North Korea on Wednesday condemned Japan for denying it coerced Asian women to serve as sex slaves for Japanese troops during World War II.
"No matter how desperately the Japanese authorities may try to whitewash the crime-woven past of Japan and cover up the crimes related to the 'comfort women' ... the worst flesh traffic in the 20th century, they are historical facts that Japan can neither sidestep nor deny," the North's Foreign Ministry said in a statement.
Abe's remarks triggered outrage throughout China, South Korea and the Philippines, which say Tokyo has not fully atoned.
Seoul's Foreign Ministry has expressed "strong regret" over the remarks, accusing Tokyo of attempting to gloss over its wartime past.
Abe's comments came as the U.S. House of Representatives considers a resolution urging Japan to formally apologize for its treatment of the comfort women, the AP reports.
Japan acknowledged in the 1990s that its military set up and ran brothels for its troops. In 1993, Japanese government issued an apology in 1993 but it was never approved by parliament.
But Abe said Monday there is no need for Japan to apologize again, and his government made it clear Wednesday that it was sticking to that position.
"The U.S. resolution is not based on objective facts and does not take into consideration the responses that we have taken so far. Therefore, we will not offer a fresh apology," said Chief Cabinet Secretary Yasuhisa Shiozaki.

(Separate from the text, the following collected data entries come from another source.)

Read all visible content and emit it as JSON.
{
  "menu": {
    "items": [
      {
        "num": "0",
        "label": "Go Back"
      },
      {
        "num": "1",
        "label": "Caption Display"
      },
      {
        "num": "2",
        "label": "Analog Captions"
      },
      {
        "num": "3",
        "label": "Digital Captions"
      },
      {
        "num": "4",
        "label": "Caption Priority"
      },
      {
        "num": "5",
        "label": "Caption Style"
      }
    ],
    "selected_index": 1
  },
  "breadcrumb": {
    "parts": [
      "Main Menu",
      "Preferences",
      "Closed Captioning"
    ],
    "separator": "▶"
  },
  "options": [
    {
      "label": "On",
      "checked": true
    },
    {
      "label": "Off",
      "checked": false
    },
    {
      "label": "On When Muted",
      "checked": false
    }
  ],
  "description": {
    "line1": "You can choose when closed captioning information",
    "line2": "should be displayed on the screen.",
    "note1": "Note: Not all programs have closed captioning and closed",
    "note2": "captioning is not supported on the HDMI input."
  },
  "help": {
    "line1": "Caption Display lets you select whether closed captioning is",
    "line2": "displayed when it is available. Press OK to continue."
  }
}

The resolution does not recommend that Japan pay reparations. It does urge Japan to reject those who say the sexual enslavement never happened and to educate children about the women's experiences.
Historians say about 200,000 women, mostly from Korea and China, served in Japanese military brothels throughout Asia in the 1930s and '40s. Many victims say they were kidnapped and forced into sexual slavery by Japanese troops.